No mundo do surf, tudo gira em torno das ondas. Encontrar a praia com as condições perfeitas é um feito que requer paciência e este ritual inclui checar a previsão do tempo, acessar sites especializados e, aí sim, pegar a estrada. Mas, em tempos de aplicativos tão específicos, a pergunta que pairava entre os amigos surfistas Felipe Baracchini, Felipe Barros e Adriano Vasconcellos era: “Cadê aquele app que vai mostrar onde estão as melhores ondas e virar uma ferramenta social?”.
A resposta não existia e eles assumiram a missão de criá-lo. Assim nasceria a Broou. Felipe Baracchini, 32, é publicitário formado pela ESPM e passou por grandes agências, como Talent e Africa até virar gerente de projetos da revista Almasurf, onde ficou de 2008 a 2013.

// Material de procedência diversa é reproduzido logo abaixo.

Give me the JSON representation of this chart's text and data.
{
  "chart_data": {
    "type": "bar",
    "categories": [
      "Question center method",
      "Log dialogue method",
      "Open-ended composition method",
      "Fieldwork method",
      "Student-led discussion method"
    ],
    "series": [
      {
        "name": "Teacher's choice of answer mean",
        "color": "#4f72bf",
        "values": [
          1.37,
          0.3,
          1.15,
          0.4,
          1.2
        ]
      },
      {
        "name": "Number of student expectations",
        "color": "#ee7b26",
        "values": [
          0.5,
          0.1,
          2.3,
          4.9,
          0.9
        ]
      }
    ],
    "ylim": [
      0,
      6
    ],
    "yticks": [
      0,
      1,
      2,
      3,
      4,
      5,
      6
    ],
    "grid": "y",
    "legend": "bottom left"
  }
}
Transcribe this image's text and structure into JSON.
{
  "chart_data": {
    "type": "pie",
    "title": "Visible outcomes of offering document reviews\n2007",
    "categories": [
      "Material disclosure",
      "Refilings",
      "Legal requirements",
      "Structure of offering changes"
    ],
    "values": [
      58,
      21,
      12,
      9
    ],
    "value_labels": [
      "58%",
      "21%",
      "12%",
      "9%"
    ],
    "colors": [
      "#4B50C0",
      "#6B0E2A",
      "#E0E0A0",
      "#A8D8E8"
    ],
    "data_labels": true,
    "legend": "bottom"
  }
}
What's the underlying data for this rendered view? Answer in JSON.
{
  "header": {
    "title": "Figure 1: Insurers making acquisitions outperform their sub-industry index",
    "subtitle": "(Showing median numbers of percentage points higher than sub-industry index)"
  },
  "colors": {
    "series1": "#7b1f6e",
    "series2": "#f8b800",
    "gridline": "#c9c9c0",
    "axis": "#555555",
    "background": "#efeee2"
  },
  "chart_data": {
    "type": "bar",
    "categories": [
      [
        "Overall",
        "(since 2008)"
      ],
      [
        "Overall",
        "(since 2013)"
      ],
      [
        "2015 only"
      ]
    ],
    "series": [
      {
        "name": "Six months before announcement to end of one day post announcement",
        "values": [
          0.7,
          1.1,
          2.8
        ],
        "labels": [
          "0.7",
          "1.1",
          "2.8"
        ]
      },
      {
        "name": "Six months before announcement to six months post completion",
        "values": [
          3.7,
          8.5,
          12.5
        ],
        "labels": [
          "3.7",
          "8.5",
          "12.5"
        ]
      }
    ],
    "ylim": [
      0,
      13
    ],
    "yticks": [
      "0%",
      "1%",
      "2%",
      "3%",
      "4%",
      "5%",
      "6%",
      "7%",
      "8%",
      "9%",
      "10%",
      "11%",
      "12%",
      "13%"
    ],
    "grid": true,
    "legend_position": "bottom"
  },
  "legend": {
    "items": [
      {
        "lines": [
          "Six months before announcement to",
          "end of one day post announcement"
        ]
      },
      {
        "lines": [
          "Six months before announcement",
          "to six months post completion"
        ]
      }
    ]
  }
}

“Era o emprego dos sonhos. Fazia uns puta eventos, conhecia muita gente”, diz. Com jeito para organizar turnês, ele chegou a ter uma produtora, a Vamoaí, com a qual fez um show da banda Mundo Livre S/A, em São Paulo. Dessa experiência, além do alívio por ter dado certo, ele também levou um pequeno trauma: “Foi suficiente para eu saber que não queria aquilo”. Pensar no que queria de fato levou Baracchini a apostar na ideia da Broou, e ele seguiu o roteiro clássico do empreendedor ultraconfiante: pediu demissão e vendeu o carro, levantando 20 mil reais para segurar a contas e iniciar a startup.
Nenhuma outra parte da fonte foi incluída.